Nous nous étions rencontrés la première fois au Glazart, à Paris, puis lors de votre passage remarqué au Hellfest en 2018. Il y a eu beaucoup de changements au sein du groupe depuis. Que s’est-il passé pour qu’il y ait une telle implosion ? L’impact du Hellfest ?
Je ne pense pas que ce soit le Hellfest, non. C’est surtout des histoires de groupe… Un groupe, c’est des musiciens, des caractères et quand on est mis à l’épreuve des difficultés, il y a des choses qui se font et se défont. Là, ça s’est plutôt défait, donc pour la santé du groupe et surtout pour pouvoir un jour créer un troisième album, il n’y avait pas d’autre solution que de se séparer d’un certain nombre de personnes du groupe. Il reste avec moi les deux Sébastien avec qui j’avais déjà écrit Ball Trap. La base des musiciens qui ont créé l’album précédent est là. Après, c’est comme dans les couples : un groupe, c’est parfois des moments difficiles à passer et là c’était devenu indispensable. Mais pour nous tous.
Peux-tu justement présenter tes nouveaux partenaires de jeu ?
Alors… C’est très particulier… Sur cet album-là, on a décidé de ne pas avoir à nous limiter en termes d’écriture du fait du choix de tel ou tel musicien. Donc on a travaillé avec des gens qu’on connait et dont on connait le talent depuis longtemps. On a donc travaillé avec des gens qui ont une histoire avec Malemort et qui étaient très bon sur ce qu’on voulait. Aurélien Ouzoulias, par exemple, était très intéressé par la tournure que prenait cet album et Shob à la basse nous avait été chaudement recommandé, notamment par Aurélien. On avait là des partenaires de jeu hyper solides, ce qui nous a laissé carte blanche pour penser l’écriture du disque et ne pas se limiter.
Est-ce eux qu’on aperçoit sur la vidéo de Je m’en irai ?
Non, pas du tout (rires) ! Ceux que tu aperçois, ce sont deux personnes qu’on aime beaucoup et qui pourraient… On verra bien, mais en tout cas, c’est une incarnation possible live de Malemort. Il y a Romain qui est le batteur de Bukowski et Joe qui joue aussi avec Romain dans un autre groupe. On est tous du Val d’Oise, c’est toute une bande de musiciens, on se connait, on se croise depuis des années. On savait qu’ils feraient super bien l’affaire, au-delà du côté humain.
Puisqu’on parle de clip, il y a aussi le premier, Quelle sorte d’homme, où on te voit marcher seul – ou presque puisqu’il y a des accessoiristes qui sont là pour t’aider. L’idée de ce clip c’était quoi ?

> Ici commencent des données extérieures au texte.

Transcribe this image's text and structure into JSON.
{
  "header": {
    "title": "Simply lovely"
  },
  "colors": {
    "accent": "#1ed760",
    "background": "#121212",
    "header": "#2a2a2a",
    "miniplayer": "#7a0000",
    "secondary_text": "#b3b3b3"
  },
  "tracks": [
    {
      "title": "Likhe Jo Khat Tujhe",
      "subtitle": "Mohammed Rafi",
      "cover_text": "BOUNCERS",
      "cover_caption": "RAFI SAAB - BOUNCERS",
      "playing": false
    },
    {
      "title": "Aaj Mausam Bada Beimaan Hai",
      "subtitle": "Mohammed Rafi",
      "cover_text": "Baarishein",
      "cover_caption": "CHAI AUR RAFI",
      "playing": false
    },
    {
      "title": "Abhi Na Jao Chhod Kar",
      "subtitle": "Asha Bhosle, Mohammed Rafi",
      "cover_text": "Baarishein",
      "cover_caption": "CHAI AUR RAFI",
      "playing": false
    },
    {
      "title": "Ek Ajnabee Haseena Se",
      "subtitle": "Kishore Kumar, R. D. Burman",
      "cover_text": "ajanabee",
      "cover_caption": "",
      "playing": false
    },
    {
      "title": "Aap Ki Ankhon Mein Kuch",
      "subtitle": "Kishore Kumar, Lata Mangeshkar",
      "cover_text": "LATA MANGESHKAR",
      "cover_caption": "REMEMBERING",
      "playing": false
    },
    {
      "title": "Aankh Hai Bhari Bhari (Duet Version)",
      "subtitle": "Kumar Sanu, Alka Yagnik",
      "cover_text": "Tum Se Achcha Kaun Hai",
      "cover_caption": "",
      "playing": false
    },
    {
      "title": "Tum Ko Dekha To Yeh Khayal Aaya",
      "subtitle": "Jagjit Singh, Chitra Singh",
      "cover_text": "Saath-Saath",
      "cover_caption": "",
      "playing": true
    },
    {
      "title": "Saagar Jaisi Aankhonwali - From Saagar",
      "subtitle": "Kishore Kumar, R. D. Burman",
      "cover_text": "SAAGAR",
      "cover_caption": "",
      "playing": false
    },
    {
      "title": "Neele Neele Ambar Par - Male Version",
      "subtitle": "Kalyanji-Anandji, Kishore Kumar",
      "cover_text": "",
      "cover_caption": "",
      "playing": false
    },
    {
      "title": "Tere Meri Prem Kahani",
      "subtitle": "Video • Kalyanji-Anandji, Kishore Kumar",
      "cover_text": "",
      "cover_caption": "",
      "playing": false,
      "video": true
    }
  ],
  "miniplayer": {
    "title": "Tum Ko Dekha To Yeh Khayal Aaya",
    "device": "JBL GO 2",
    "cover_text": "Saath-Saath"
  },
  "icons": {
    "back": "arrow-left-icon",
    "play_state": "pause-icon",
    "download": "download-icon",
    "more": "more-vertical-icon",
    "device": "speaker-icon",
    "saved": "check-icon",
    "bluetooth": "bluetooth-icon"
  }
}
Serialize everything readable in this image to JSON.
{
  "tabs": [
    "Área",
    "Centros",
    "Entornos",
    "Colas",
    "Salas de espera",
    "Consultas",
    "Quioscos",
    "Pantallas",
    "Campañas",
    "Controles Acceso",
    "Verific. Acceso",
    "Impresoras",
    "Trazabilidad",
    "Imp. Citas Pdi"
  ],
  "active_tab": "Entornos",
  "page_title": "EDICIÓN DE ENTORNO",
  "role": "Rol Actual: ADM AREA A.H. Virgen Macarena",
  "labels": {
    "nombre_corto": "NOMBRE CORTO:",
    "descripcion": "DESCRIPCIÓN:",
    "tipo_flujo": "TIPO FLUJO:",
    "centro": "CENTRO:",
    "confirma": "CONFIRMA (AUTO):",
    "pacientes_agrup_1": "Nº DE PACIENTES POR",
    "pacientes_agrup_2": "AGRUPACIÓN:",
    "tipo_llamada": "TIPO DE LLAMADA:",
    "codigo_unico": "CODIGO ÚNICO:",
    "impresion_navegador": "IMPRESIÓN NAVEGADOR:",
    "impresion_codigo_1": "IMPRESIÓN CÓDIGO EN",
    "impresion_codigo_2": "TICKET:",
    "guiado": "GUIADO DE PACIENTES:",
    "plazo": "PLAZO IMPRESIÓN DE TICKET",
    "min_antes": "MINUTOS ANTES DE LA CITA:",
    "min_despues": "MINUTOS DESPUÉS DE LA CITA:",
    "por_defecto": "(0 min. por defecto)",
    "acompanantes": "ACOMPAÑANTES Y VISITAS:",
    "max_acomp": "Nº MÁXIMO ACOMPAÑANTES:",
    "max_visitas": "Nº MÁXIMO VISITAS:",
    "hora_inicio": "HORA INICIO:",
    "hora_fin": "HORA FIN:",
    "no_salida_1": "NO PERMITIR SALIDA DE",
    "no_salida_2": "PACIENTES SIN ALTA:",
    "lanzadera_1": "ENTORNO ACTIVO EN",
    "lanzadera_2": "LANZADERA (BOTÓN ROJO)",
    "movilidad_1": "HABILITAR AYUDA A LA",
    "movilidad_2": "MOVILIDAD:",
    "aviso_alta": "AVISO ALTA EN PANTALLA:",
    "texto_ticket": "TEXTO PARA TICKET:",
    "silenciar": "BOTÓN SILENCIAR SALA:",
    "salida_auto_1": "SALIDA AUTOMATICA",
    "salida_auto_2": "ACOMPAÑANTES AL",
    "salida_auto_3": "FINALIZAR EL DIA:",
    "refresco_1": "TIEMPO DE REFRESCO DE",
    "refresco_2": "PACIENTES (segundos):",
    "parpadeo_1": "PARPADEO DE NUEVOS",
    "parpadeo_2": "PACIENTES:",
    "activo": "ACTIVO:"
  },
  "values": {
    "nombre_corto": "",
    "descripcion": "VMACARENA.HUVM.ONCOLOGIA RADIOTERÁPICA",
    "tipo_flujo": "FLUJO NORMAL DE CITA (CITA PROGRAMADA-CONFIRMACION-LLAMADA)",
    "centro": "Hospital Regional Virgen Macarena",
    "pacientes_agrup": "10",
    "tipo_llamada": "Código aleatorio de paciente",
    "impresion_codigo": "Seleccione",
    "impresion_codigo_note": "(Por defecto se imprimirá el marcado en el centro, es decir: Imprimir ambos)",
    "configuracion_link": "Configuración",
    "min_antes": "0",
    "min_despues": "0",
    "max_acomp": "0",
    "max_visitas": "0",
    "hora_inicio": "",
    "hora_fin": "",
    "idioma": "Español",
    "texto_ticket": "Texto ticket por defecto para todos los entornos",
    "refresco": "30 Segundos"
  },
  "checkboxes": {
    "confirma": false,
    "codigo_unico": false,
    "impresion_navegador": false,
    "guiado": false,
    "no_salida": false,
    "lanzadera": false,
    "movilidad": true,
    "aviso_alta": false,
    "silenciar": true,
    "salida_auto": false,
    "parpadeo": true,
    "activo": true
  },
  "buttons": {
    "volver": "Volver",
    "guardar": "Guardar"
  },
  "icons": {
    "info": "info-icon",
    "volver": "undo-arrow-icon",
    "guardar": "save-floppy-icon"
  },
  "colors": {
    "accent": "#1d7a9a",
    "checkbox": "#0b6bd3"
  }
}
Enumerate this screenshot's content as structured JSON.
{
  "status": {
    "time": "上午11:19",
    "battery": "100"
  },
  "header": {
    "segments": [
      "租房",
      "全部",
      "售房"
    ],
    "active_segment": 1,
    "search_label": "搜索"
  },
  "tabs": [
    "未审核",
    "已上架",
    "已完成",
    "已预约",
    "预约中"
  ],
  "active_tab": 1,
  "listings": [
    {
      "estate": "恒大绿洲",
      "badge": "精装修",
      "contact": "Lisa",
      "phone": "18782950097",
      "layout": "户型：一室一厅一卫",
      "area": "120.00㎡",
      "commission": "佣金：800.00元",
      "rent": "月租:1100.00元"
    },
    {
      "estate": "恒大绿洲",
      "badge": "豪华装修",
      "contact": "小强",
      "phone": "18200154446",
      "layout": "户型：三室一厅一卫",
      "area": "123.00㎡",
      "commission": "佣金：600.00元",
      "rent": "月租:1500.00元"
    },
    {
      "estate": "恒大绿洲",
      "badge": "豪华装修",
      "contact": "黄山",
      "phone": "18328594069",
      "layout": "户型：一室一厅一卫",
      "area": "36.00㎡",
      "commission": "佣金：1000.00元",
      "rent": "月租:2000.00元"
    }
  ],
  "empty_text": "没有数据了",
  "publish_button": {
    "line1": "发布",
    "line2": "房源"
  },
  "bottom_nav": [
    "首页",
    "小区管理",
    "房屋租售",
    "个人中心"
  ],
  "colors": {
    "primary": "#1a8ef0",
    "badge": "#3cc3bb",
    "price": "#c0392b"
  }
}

L’idée était d’illustrer la vie de Michel Magne, qui est celui qui a créé le studio dans ce château d’Hérouville assez mythique et qui est un immense compositeur de musique de films, notamment. J’ai illustré ça par des allusions à des titres de films dont il avait écrit la musique. C’est beaucoup de films des années 50, 60 et début des années 70. Il y a aussi beaucoup de musique de polar, et c’est un esprit que j’ai voulu illustrer, mais avec un côté second degré. Il y a ce type qui se voit en héros de polar et que tu retrouves à la fin en train de lire un OSS 117, à moitié à poil.
Tu l’as dit, Château-Chimères est un album concept qui traite de la vie de Michel Magne qui a donc transformé ce château en studio. Qu’est-ce qui a inspiré ce concept ? Le château d’Hérouville est dans le même département que vous…
Tu ne crois pas si bien dire ! Il est à 3 km de chez moi. Quand je suis arrivé dans la région il y a une dizaine d’années, j’ai découvert l’histoire du château, ça m’a passionné et j’ai toujours senti qu’il y avait quelque chose à faire avec cette histoire. Mais en même temps, j’avais peur d’abimer les choses par une annotation maladroite, par exemple. A l’époque de Ball Trap je me posais la question de savoir si je tentais le coup, mais je ne le sentais pas. Je me suis donc laissé tenter par mon autre passion que sont les années folles.
Et là, tu t’es senti suffisamment adulte et mûr pour aborder l’histoire du château d’Hérouville…
Adulte et mûr, je ne sais pas (rires), en tout cas, artistiquement, j’ai trouvé quel angle prendre. Le problème c’est que c’est un studio dans lequel on a enregistré de la musique des années 70, qui n’est pas celle que joue Malemort. Il n’était pas questions qu’on fasse de la pale copie de la musique des années 70. J’ai donc trouvé l’idée de ces vignettes, 12 épisodes qui racontent en filigrane l’histoire du château à travers les personnalités fortes qui ont marqué son histoire, mais en fantasmant un peu tout ça, tout en faisant en sorte que l’auditeur qui n’aurait pas forcément envie de se plonger dans cette histoire – il aurait bien tort, même si ça peut se comprendre – ne soit pas obligé de le faire non plus. Tu peux très bien écouter le disque en interprétant les paroles différemment. Pour bien comprendre les paroles, il faut avoir le grimoire qui va avec.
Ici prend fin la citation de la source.